Cambiaron los tiempos. Hoy me animo a decir que Boca quiere enfrentar a River en los playoffs, ya sea en los cuartos de final, en la semifinal o en la final, cuando toque. Y también me atrevo a decir que River no quiere enfrentarse con Boca en estas instancias.
A Boca los números le sonríen, los resultados y el juego también. Sin embargo, hay un pequeño asterisco: el equipo sufrió los primeros 15 minutos contra Defensa y Justicia. En ese tramo, le metieron un gol que fue bien anulado por el VAR por una cuestión milimétrica, y para mí no le dieron un penal escandaloso a Defensa tras una jugada de Braida.
Más allá de ese pasaje, Úbeda creo que por primera vez mete un cambio espectacular: el ingreso de Ascacíbar por un Ángel Romero que todavía no terminó de llegar a Boca. Cuando entraron los titulares, el equipo brilló. Hubo puntos altos en Zeballos y Aranda, además de los goles de Bareiro y Merentiel.

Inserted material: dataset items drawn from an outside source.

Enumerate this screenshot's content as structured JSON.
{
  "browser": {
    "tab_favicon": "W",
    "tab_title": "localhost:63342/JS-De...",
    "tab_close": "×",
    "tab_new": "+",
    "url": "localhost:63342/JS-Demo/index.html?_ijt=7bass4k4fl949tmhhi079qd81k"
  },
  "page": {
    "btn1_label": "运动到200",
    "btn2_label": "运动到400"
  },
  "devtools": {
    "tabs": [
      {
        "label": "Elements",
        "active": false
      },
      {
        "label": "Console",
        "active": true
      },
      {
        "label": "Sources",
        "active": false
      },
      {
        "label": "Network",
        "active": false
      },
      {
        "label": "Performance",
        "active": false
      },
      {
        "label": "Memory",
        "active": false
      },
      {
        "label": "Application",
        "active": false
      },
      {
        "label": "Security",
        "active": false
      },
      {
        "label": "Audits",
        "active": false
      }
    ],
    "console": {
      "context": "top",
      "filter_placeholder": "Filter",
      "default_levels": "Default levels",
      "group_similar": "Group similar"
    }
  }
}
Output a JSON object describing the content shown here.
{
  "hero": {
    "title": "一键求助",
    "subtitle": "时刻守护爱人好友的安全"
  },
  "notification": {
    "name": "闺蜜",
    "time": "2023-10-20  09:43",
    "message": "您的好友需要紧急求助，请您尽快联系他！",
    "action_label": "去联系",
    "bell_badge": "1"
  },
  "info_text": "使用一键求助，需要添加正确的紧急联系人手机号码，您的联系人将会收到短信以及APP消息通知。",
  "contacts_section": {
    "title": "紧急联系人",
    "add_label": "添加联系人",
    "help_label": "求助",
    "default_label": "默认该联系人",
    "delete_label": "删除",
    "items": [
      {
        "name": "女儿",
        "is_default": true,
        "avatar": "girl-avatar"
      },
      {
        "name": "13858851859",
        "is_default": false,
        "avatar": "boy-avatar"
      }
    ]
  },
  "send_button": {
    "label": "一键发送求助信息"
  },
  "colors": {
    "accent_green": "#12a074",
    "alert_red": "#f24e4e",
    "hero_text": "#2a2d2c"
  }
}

Esto terminó demostrando que, para el fútbol argentino, Boca tiene prácticamente dos equipos: un plantel suplente que ganaba 1 a 0, y un equipo titular que termina ganando, goleando y gustando 4 a 0.
Volviendo al morbo de la posibilidad de un Superclásico en los playoffs, hoy Boca está fuerte. Es más, es el gran candidato a ganar el Apertura y salir campeón. Obviamente, todo lo que no sea sumar una nueva estrella será considerado un fracaso, más allá de la clasificación en la Copa Libertadores.
En cambio, River está en duda. Se habla de los jugadores que se van y de los que llegan para intentar reforzar un plantel austero y no muy valioso que dejó Gallardo. Actualmente, hay problemas para el Chacho a la hora de clasificar y jugar los playoffs, y también para meter al equipo en la Copa Sudamericana.
Por eso, si hay un cruce en esta oportunidad, en este semestre del Apertura, Boca llega más fuerte. Es el candidato y, lo que es más importante, quiere jugar contra River. La historia cambió: hoy es River el que no quiere enfrentar a Boca en los playoffs, ni siquiera jugando en el Estadio Monumental.